If you want to output a report to the screen but also send it through email, output buffering lets you not have to repeat the processing to output your report twice.
Ok, here is the real reason : the output is not started until everything is done. Imagine an app which opens an SQL connection and doesn't close it before starting the output. What happens is your script gets a connection, starts outputting, waits for the client to get all it needs then, at the end, closes the connection. Woot, a 2s connection where a 0.3s one would be enough.
Now, if you buffer, your script connects, puts everything in a buffer, disconnects automatically at the end, then starts sending your generated content to the client.

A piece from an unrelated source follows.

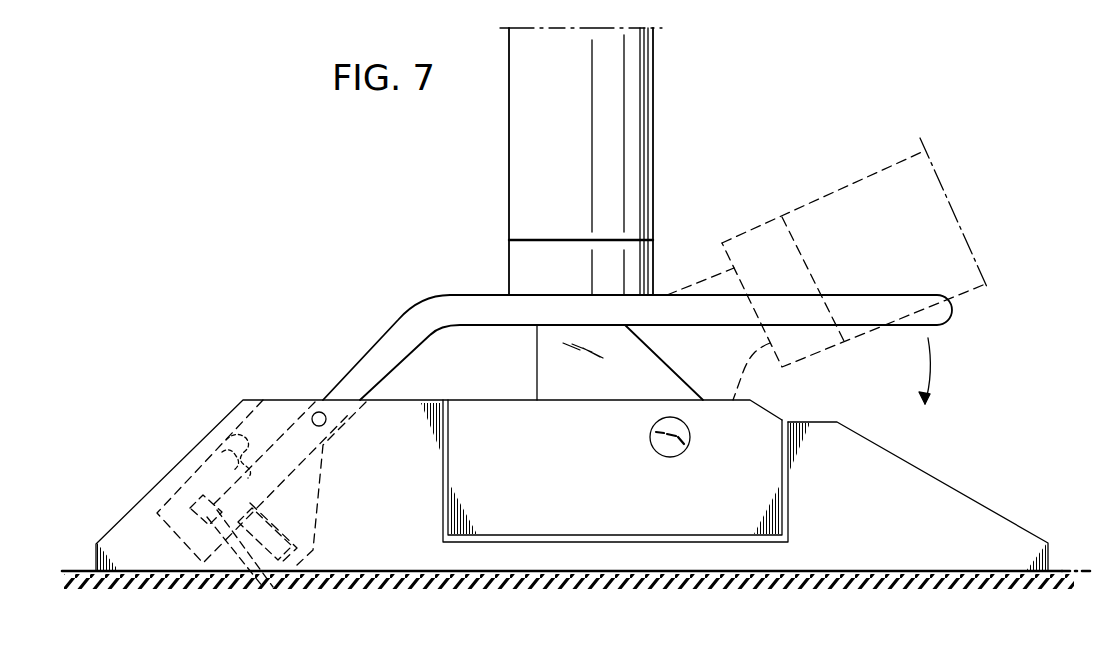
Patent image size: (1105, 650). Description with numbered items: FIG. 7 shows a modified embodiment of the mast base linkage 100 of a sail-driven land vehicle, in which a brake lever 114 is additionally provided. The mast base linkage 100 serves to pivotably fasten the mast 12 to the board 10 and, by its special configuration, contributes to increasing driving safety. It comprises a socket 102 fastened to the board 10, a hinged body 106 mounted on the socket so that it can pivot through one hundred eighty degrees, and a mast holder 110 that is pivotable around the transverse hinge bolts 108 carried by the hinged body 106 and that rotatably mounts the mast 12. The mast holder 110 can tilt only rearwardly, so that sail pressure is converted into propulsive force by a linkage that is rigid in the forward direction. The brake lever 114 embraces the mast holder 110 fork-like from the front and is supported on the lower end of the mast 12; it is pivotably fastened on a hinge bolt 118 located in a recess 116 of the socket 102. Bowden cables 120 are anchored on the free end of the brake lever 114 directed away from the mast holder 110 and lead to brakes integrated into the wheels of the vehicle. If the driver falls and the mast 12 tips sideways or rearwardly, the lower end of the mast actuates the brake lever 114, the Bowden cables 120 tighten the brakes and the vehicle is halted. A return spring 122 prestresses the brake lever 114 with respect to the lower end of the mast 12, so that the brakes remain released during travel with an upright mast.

Output buffering is critical on IIS, which does no internal buffering of its own. With output buffering turned off, PHP scripts appear to run a lot slower than they do on Apache. Turn it on and they run many times faster.
The most obvious use cases are:
ob_gzhandler
or any number of filters you could devise on your own); I have done this with APIs that only support output (rather than return values) where I wanted to do subsequent parsing with a library like phpQuery.